* + epoll-introduce-resource-usage-limits.patch added to -mm tree
@ 2008-11-21 22:26 akpm
0 siblings, 0 replies; only message in thread
From: akpm @ 2008-11-21 22:26 UTC (permalink / raw)
To: mm-commits; +Cc: davidel, gorcunov, mtk.manpages, stable, vegardno
The patch titled
epoll: introduce resource usage limits
has been added to the -mm tree. Its filename is
epoll-introduce-resource-usage-limits.patch
Before you just go and hit "reply", please:
a) Consider who else should be cc'ed
b) Prefer to cc a suitable mailing list as well
c) Ideally: find the original patch on the mailing list and do a
reply-to-all to that, adding suitable additional cc's
*** Remember to use Documentation/SubmitChecklist when testing your code ***
See http://userweb.kernel.org/~akpm/stuff/added-to-mm.txt to find
out what to do about this
The current -mm tree may be found at http://userweb.kernel.org/~akpm/mmotm/
------------------------------------------------------
Subject: epoll: introduce resource usage limits
From: Davide Libenzi <davidel@xmailserver.org>
It has been thought that the per-user file descriptors limit would also
limit the resources that a normal user can request via the epoll
interface.
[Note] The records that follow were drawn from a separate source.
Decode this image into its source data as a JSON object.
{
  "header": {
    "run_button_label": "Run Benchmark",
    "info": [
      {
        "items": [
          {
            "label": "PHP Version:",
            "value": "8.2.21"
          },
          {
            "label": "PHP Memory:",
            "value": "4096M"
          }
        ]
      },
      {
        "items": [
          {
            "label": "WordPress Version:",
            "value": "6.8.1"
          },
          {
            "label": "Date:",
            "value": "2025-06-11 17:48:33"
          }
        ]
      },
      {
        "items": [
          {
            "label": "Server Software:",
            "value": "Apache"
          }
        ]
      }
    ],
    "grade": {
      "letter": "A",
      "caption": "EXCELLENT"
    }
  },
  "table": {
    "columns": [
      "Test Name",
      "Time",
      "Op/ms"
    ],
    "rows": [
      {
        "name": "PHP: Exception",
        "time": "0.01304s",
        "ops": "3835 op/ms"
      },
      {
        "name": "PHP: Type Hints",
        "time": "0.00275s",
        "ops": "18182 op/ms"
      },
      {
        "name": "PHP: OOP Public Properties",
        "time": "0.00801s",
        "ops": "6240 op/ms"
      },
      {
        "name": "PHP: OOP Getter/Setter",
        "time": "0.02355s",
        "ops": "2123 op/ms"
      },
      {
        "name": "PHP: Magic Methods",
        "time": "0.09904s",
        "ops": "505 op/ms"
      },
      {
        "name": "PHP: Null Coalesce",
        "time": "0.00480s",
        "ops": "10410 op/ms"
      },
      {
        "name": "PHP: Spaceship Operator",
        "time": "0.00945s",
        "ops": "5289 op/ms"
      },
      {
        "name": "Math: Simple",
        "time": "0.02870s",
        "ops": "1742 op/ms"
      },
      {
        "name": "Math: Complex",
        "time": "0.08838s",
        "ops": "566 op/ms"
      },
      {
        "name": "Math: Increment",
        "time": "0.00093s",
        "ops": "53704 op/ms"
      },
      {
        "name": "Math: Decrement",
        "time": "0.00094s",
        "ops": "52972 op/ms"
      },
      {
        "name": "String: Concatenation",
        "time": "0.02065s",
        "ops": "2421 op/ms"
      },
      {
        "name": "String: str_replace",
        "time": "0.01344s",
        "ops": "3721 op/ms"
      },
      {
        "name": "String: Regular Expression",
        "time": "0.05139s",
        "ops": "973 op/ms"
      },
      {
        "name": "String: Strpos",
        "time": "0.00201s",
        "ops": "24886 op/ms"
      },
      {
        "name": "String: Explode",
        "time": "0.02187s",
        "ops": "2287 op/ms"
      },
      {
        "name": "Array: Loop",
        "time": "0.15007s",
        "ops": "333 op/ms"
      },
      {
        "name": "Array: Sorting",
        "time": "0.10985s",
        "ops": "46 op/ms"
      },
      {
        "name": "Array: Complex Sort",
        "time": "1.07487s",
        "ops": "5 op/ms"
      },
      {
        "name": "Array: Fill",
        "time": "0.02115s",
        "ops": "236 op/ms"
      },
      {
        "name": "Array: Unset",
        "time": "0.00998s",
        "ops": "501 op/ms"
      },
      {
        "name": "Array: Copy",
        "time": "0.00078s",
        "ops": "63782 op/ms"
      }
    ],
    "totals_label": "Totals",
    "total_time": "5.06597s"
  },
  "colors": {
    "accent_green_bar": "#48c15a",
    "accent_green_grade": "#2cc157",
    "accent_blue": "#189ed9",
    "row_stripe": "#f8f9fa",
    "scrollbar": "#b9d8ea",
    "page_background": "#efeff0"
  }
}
Vegard Nossum reported a very simple program (a modified
version attached) that can make a normal user to request a pretty large
amount of kernel memory, well within the its maximum number of fds. To
solve such problem, default limits are now imposed, and /proc based
configuration has been introduced. A new directory has been created,
named /proc/sys/fs/epoll/ and inside there, there are two configuration
points:
max_user_instances = Maximum number of devices - per user
max_user_watches = Maximum number of "watched" fds - per user
The current default for "max_user_watches" limits the memory used by epoll
to store "watches", to 1/32 of the amount of the low RAM. As example, a
256MB 32bit machine, will have "max_user_watches" set to roughly 90000.
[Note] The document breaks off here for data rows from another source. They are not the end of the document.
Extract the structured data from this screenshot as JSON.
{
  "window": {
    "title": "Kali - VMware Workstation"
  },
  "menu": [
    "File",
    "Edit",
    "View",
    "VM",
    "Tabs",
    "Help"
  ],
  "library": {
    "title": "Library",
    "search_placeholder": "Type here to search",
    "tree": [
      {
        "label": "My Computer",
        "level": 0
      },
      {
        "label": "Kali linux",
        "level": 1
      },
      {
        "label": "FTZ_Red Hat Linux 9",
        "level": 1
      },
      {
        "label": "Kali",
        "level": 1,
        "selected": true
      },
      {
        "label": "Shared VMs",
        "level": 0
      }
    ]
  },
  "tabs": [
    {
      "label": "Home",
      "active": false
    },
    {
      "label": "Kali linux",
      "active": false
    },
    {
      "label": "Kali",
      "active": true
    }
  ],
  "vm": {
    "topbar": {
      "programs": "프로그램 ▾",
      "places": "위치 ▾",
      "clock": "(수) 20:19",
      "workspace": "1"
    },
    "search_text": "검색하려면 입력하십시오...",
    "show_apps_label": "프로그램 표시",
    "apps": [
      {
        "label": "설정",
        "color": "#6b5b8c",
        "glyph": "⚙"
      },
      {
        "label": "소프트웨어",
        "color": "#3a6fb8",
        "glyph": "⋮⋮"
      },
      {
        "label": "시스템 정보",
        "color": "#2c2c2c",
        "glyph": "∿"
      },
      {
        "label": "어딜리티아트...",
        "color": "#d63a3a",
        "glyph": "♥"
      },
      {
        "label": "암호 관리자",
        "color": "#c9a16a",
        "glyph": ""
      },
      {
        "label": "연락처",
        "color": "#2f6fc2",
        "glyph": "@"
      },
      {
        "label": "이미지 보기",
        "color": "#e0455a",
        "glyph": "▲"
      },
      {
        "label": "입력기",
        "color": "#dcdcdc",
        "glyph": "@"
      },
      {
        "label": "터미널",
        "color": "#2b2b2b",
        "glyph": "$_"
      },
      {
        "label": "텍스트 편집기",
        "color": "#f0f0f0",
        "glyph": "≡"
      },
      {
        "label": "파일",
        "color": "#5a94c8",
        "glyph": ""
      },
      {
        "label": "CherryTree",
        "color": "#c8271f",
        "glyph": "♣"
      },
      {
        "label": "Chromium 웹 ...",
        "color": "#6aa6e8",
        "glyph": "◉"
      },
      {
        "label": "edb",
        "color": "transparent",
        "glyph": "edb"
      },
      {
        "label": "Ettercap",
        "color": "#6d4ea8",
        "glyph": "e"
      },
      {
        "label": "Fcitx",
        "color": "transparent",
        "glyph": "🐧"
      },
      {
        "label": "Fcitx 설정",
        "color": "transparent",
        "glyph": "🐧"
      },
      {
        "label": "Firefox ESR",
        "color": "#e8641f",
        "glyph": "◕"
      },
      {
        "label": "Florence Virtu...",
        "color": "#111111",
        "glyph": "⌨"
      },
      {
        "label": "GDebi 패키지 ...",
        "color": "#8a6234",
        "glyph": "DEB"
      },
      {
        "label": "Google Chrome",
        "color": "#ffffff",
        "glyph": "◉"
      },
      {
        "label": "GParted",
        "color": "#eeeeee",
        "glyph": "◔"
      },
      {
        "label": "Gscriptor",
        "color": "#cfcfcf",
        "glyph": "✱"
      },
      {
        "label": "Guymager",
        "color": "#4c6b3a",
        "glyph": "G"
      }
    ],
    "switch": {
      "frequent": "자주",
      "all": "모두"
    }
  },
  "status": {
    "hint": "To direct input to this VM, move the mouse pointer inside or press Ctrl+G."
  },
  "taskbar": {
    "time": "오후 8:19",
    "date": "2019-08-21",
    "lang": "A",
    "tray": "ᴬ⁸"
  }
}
That should be enough to not break existing heavy epoll users. The
default value for "max_user_instances" is set to 128, that should be
enough too.
This also changes the userspace, because a new error code can now come out
from EPOLL_CTL_ADD (-ENOSPC). The EMFILE from epoll_create() was already
listed, so that should be ok.
Signed-off-by: Davide Libenzi <davidel@xmailserver.org>
Cc: Michael Kerrisk <mtk.manpages@gmail.com>
Cc: <stable@kernel.org>
Cc: Cyrill Gorcunov <gorcunov@gmail.com>
Reported-by: Vegard Nossum <vegardno@ifi.uio.no>
Signed-off-by: Andrew Morton <akpm@linux-foundation.org>
---
Documentation/filesystems/proc.txt | 27 ++++++++
fs/eventpoll.c | 89 ++++++++++++++++++++++++---
include/linux/sched.h | 4 +
include/linux/sysctl.h | 8 ++
kernel/sysctl.c | 11 +++
5 files changed, 131 insertions(+), 8 deletions(-)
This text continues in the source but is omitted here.